Anthropogenic impacts on marine ecosystems: As the global extent of human impacts on the ocean continues to grow, so too does the list of ways that we interfere with the structure and function of marine ecosystems. In recent years, my lab has investigated aspects of the ecology of invasive marine species, the potential impact of microplastics on marine food webs, the effects of ocean acidification on the growth and survival of zooplankton, and climate-related shifts in the composition of zooplankton communities.
Feeding, growth and survival of larval and juvenile fish: Larval fish play a pivotal role in marine food ecosystems.
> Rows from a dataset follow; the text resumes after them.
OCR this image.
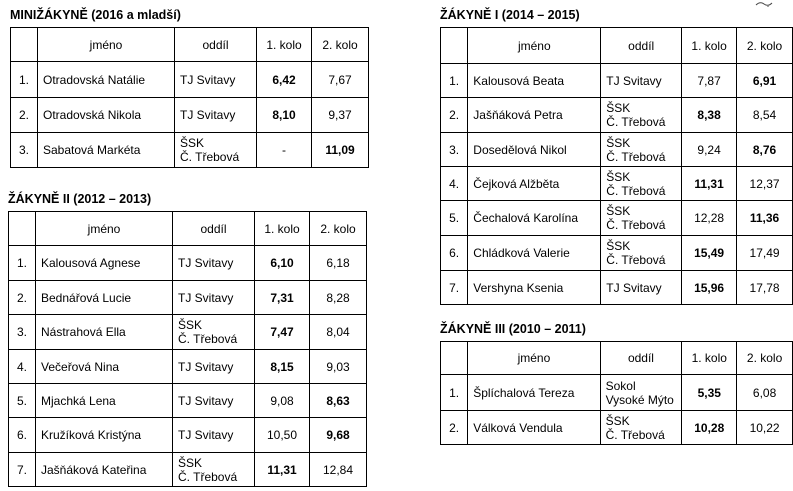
MINIŽÁKYNĚ (2016 a mladší)
	jméno	oddíl	1. kolo	2. kolo
1.	Otradovská Natálie	TJ Svitavy	6,42	7,67
2.	Otradovská Nikola	TJ Svitavy	8,10	9,37
3.	Sabatová Markéta	ŠSK
Č. Třebová	-	11,09
ŽÁKYNĚ II (2012 – 2013)
	jméno	oddíl	1. kolo	2. kolo
1.	Kalousová Agnese	TJ Svitavy	6,10	6,18
2.	Bednářová Lucie	TJ Svitavy	7,31	8,28
3.	Nástrahová Ella	ŠSK
Č. Třebová	7,47	8,04
4.	Večeřová Nina	TJ Svitavy	8,15	9,03
5.	Mjachká Lena	TJ Svitavy	9,08	8,63
6.	Kružíková Kristýna	TJ Svitavy	10,50	9,68
7.	Jašňáková Kateřina	ŠSK
Č. Třebová	11,31	12,84
ŽÁKYNĚ I (2014 – 2015)
	jméno	oddíl	1. kolo	2. kolo
1.	Kalousová Beata	TJ Svitavy	7,87	6,91
2.	Jašňáková Petra	ŠSK
Č. Třebová	8,38	8,54
3.	Dosedělová Nikol	ŠSK
Č. Třebová	9,24	8,76
4.	Čejková Alžběta	ŠSK
Č. Třebová	11,31	12,37
5.	Čechalová Karolína	ŠSK
Č. Třebová	12,28	11,36
6.	Chládková Valerie	ŠSK
Č. Třebová	15,49	17,49
7.	Vershyna Ksenia	TJ Svitavy	15,96	17,78
ŽÁKYNĚ III (2010 – 2011)
	jméno	oddíl	1. kolo	2. kolo
1.	Šplíchalová Tereza	Sokol
Vysoké Mýto	5,35	6,08
2.	Válková Vendula	ŠSK
Č. Třebová	10,28	10,22
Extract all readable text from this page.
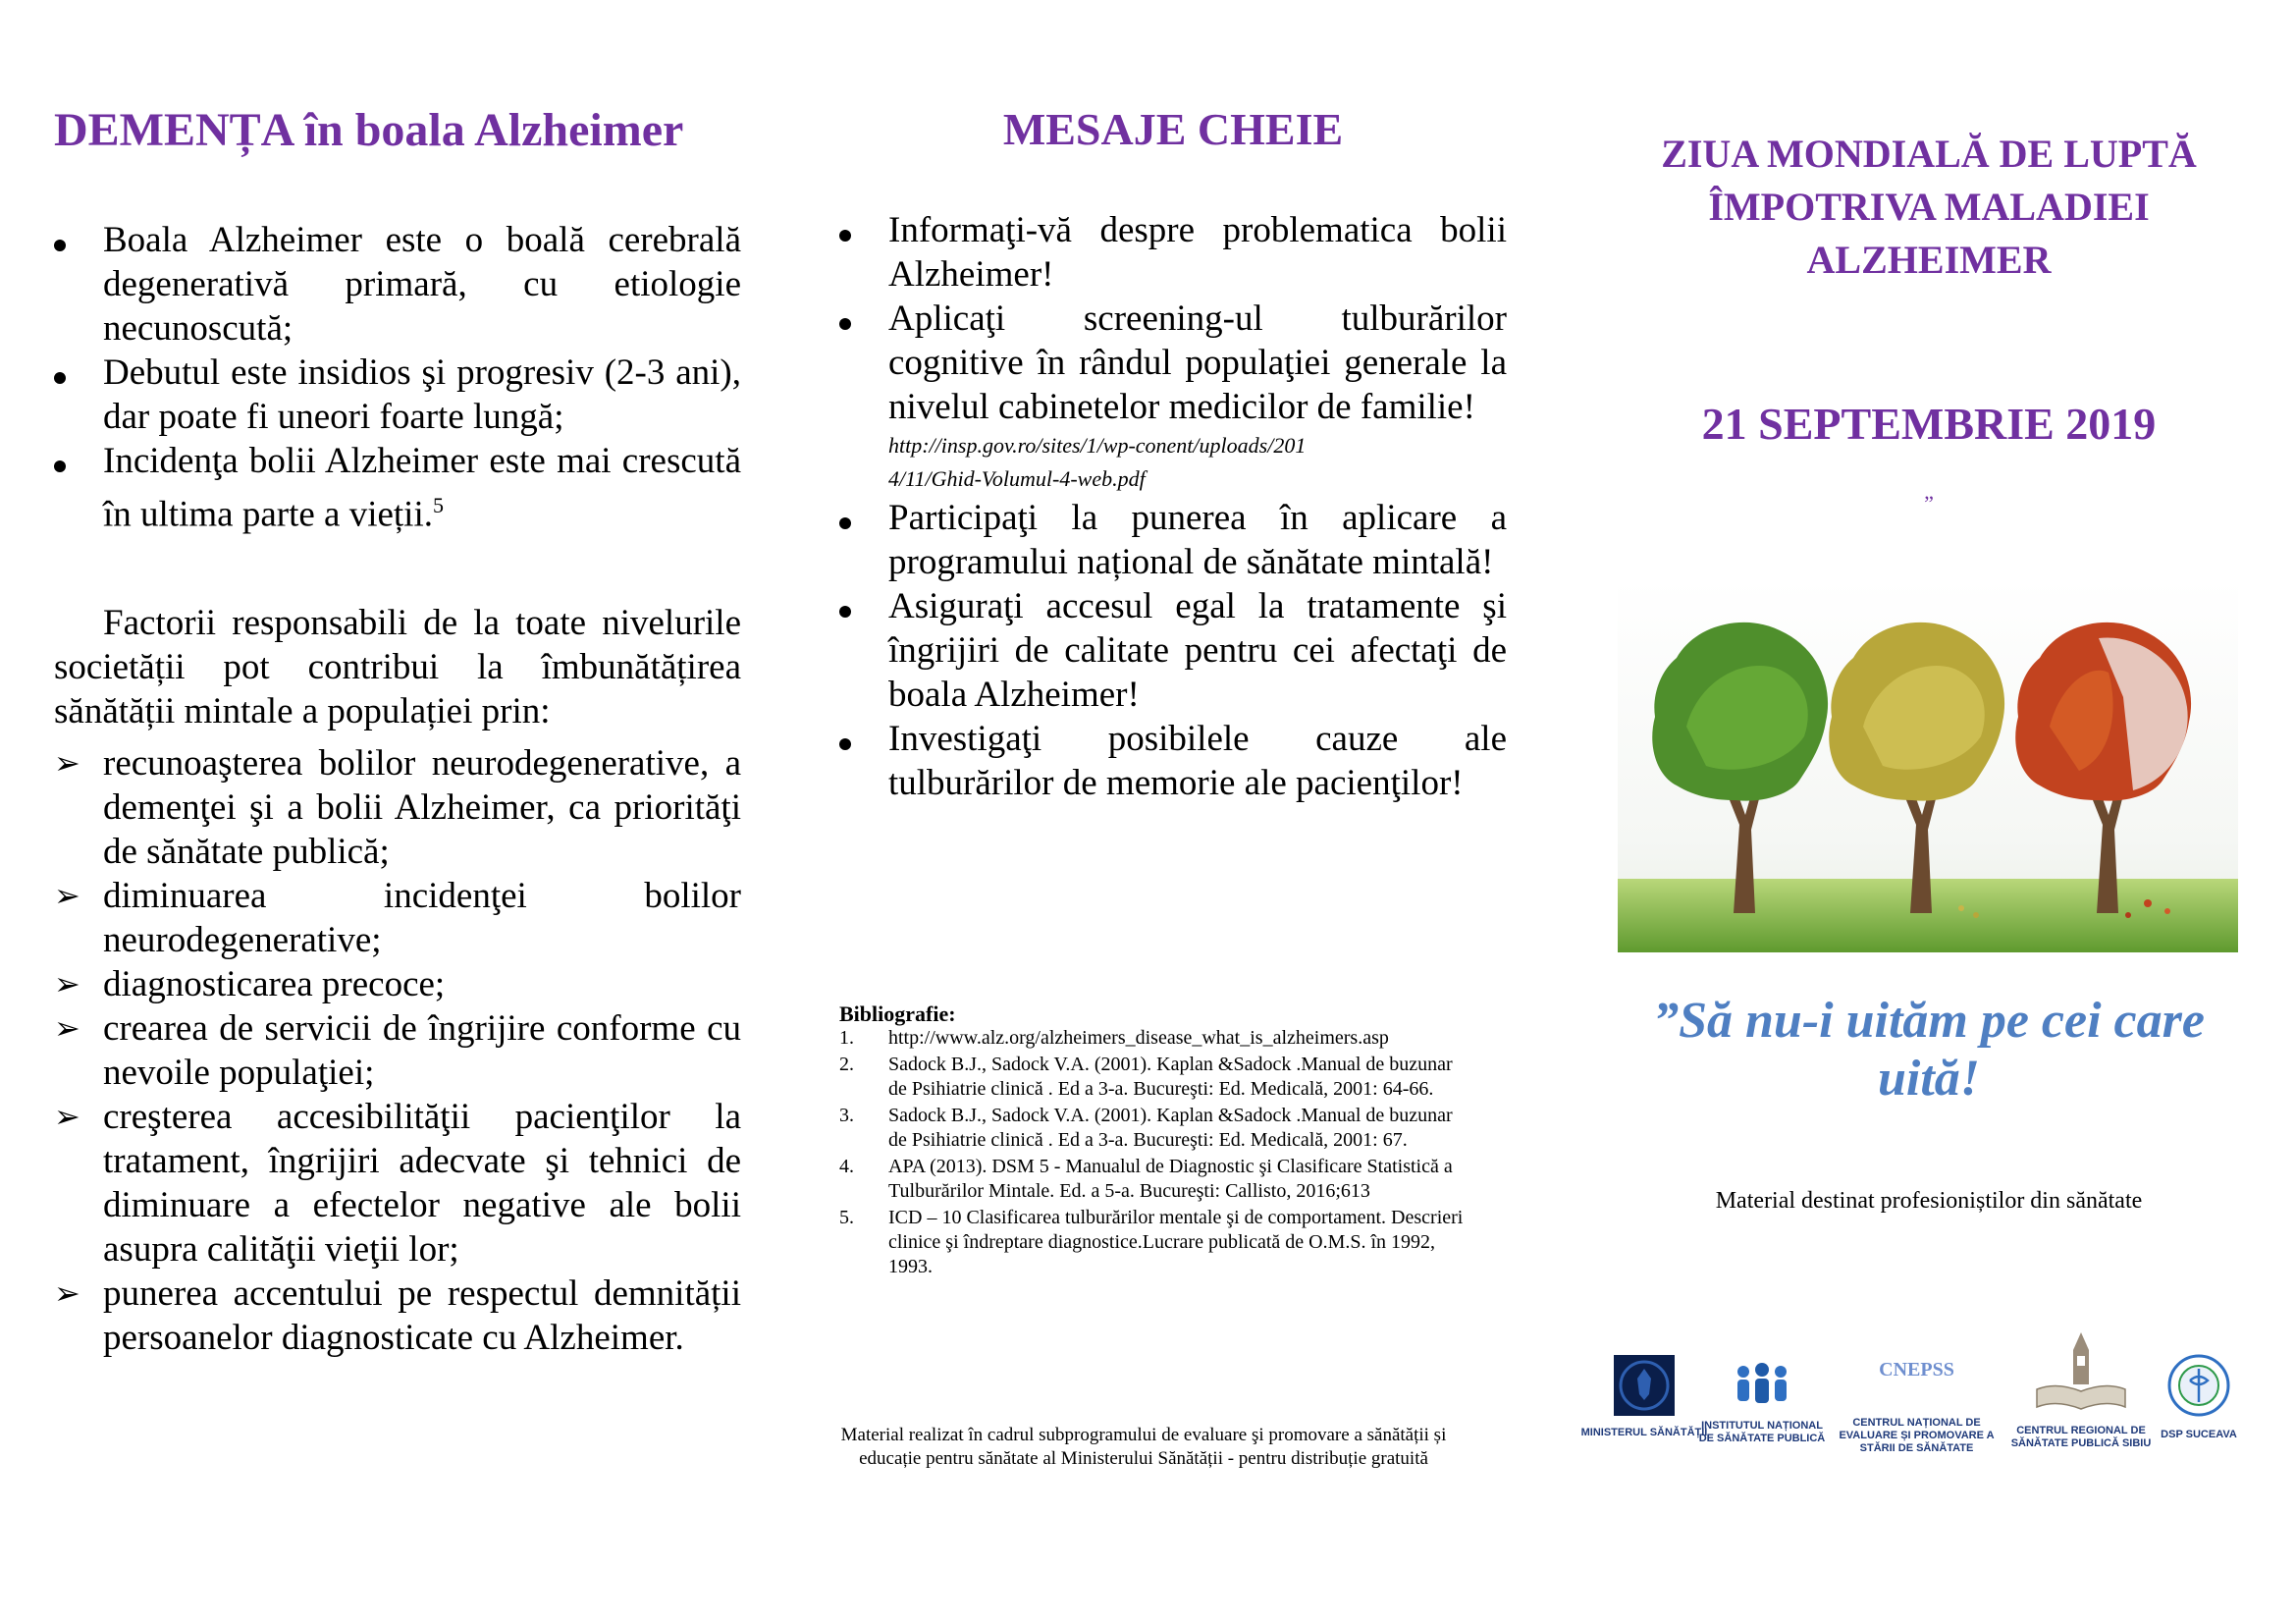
DEMENȚA în boala Alzheimer
Boala Alzheimer este o boală cerebrală degenerativă primară, cu etiologie necunoscută;
Debutul este insidios şi progresiv (2-3 ani), dar poate fi uneori foarte lungă;
Incidenţa bolii Alzheimer este mai crescută în ultima parte a vieții.$^5$

Factorii responsabili de la toate nivelurile societății pot contribui la îmbunătățirea sănătății mintale a populației prin:

➢ recunoaşterea bolilor neurodegenerative, a demenţei şi a bolii Alzheimer, ca priorităţi de sănătate publică;
➢ diminuarea incidenţei bolilor neurodegenerative;
➢ diagnosticarea precoce;
➢ crearea de servicii de îngrijire conforme cu nevoile populaţiei;
➢ creşterea accesibilităţii pacienţilor la tratament, îngrijiri adecvate şi tehnici de diminuare a efectelor negative ale bolii asupra calităţii vieţii lor;
➢ punerea accentului pe respectul demnității persoanelor diagnosticate cu Alzheimer.
MESAJE CHEIE
Informaţi-vă despre problematica bolii Alzheimer!
Aplicaţi screening-ul tulburărilor cognitive în rândul populaţiei generale la nivelul cabinetelor medicilor de familie!
http://insp.gov.ro/sites/1/wp-conent/uploads/2014/11/Ghid-Volumul-4-web.pdf
Participaţi la punerea în aplicare a programului național de sănătate mintală!
Asiguraţi accesul egal la tratamente şi îngrijiri de calitate pentru cei afectaţi de boala Alzheimer!
Investigaţi posibilele cauze ale tulburărilor de memorie ale pacienţilor!
Bibliografie:
1. http://www.alz.org/alzheimers_disease_what_is_alzheimers.asp
2. Sadock B.J., Sadock V.A. (2001). Kaplan &Sadock .Manual de buzunar de Psihiatrie clinică . Ed a 3-a. Bucureşti: Ed. Medicală, 2001: 64-66.
3. Sadock B.J., Sadock V.A. (2001). Kaplan &Sadock .Manual de buzunar de Psihiatrie clinică . Ed a 3-a. Bucureşti: Ed. Medicală, 2001: 67.
4. APA (2013). DSM 5 - Manualul de Diagnostic şi Clasificare Statistică a Tulburărilor Mintale. Ed. a 5-a. Bucureşti: Callisto, 2016;613
5. ICD – 10 Clasificarea tulburărilor mentale şi de comportament. Descrieri clinice şi îndreptare diagnostice.Lucrare publicată de O.M.S. în 1992, 1993.
Material realizat în cadrul subprogramului de evaluare şi promovare a sănătății și educație pentru sănătate al Ministerului Sănătății - pentru distribuție gratuită
ZIUA MONDIALĂ DE LUPTĂ
ÎMPOTRIVA MALADIEI
ALZHEIMER
21 SEPTEMBRIE 2019
”
”Să nu-i uităm pe cei care uită!
Material destinat profesioniștilor din sănătate
MINISTERUL SĂNĂTĂȚII
INSTITUTUL NAȚIONAL DE SĂNĂTATE PUBLICĂ
CNEPSS
CENTRUL NAȚIONAL DE EVALUARE ȘI PROMOVARE A STĂRII DE SĂNĂTATE
CENTRUL REGIONAL DE SĂNĂTATE PUBLICĂ SIBIU
DSP SUCEAVA
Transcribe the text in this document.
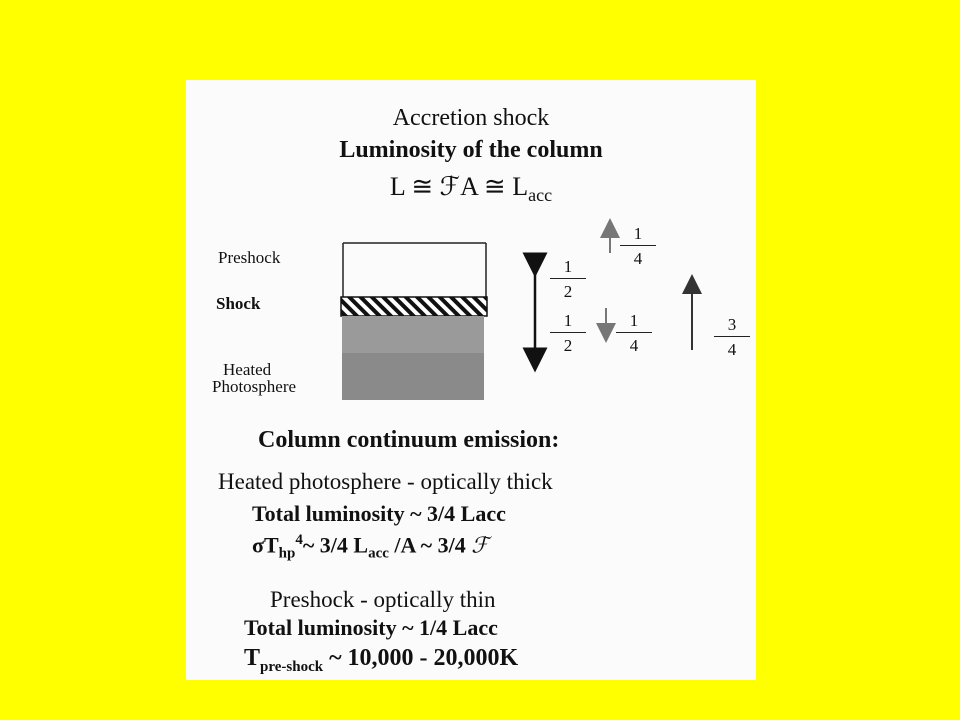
Accretion shock
Luminosity of the column
L ≅ ℱA ≅ $L_{acc}$
Preshock
Shock
Heated
Photosphere
1
4
1
2
1
2
1
4
3
4
Column continuum emission:
Heated photosphere - optically thick
Total luminosity ~ 3/4 Lacc
$\sigma T_{hp}^4\sim$ 3/4 $L_{acc}$ /A ~ 3/4 ℱ
Preshock - optically thin
Total luminosity ~ 1/4 Lacc
$T_{pre-shock}$ ~ 10,000 - 20,000K
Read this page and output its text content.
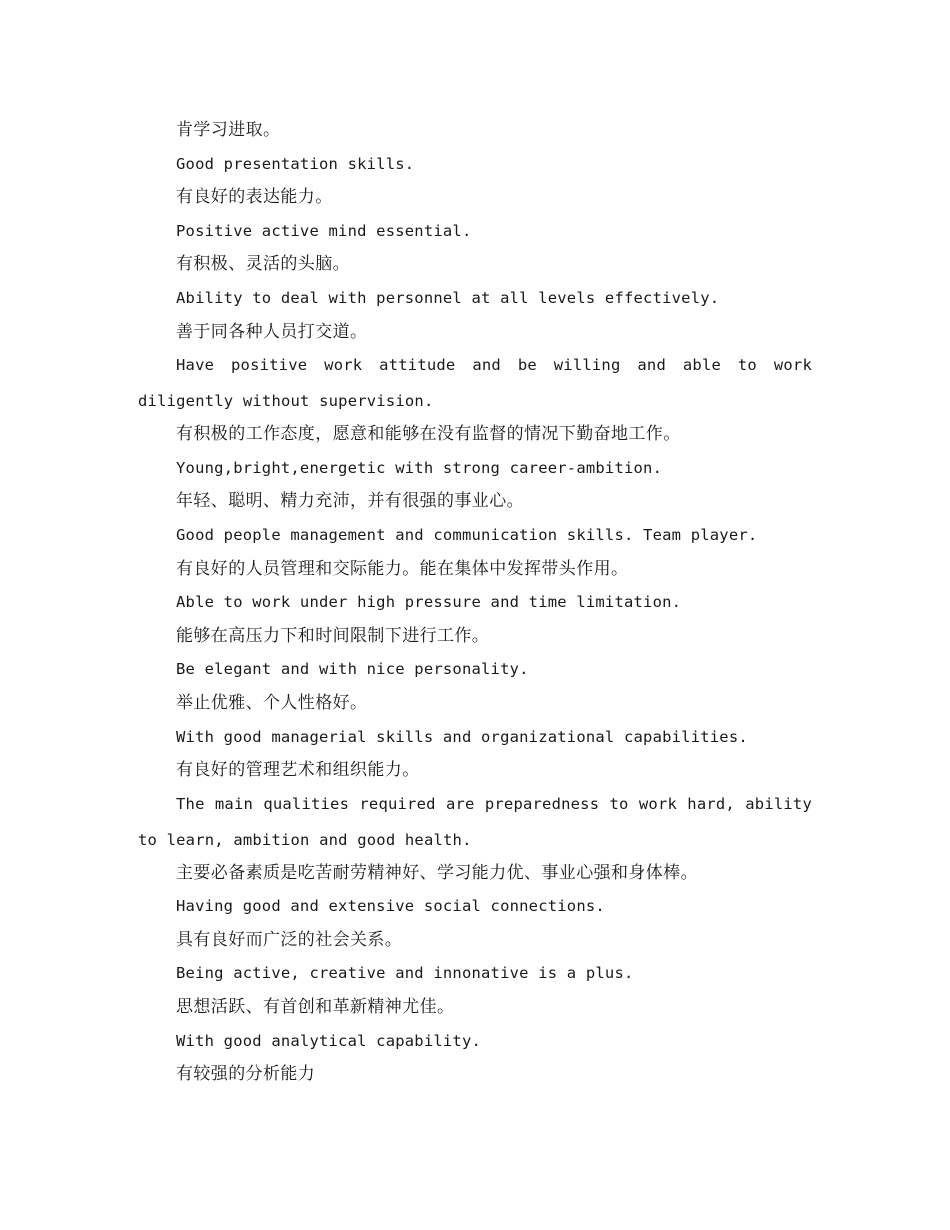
肯学习进取。
Good presentation skills.
有良好的表达能力。
Positive active mind essential.
有积极、灵活的头脑。
Ability to deal with personnel at all levels effectively.
善于同各种人员打交道。
Have positive work attitude and be willing and able to work diligently without supervision.
有积极的工作态度，愿意和能够在没有监督的情况下勤奋地工作。
Young,bright,energetic with strong career-ambition.
年轻、聪明、精力充沛，并有很强的事业心。
Good people management and communication skills. Team player.
有良好的人员管理和交际能力。能在集体中发挥带头作用。
Able to work under high pressure and time limitation.
能够在高压力下和时间限制下进行工作。
Be elegant and with nice personality.
举止优雅、个人性格好。
With good managerial skills and organizational capabilities.
有良好的管理艺术和组织能力。
The main qualities required are preparedness to work hard, ability to learn, ambition and good health.
主要必备素质是吃苦耐劳精神好、学习能力优、事业心强和身体棒。
Having good and extensive social connections.
具有良好而广泛的社会关系。
Being active, creative and innonative is a plus.
思想活跃、有首创和革新精神尤佳。
With good analytical capability.
有较强的分析能力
As key consumers of zooplankton, they represent a trophic bridge between lower and higher trophic levels in marine food-webs. Consequently, variability in their growth and survival dictates interannual variability in patterns of recruitment to adult fish populations. To explore such linkages my lab employs a wide range of approaches including larval gut analysis, otolith microstructure, lipid and fatty acid profiles, stable isotopes, and RNA:DNA ratios.
Physical-biological coupling in marine food-webs: Spatiotemporal variability in the
productivity of planktonic marine ecosystems is often driven by coupling between
physical and biological processes. At
mesoscales, I have explored this idea as it relates to the high biological
production often observed at shallow seamounts.
At smaller scales, I have used field-based studies to demonstrate the
importance of microscale turbulence to the feeding success and growth of
individual larval fish, and (under some circumstances) the potential for
biologically-generated turbulence to contribute to ocean mixing.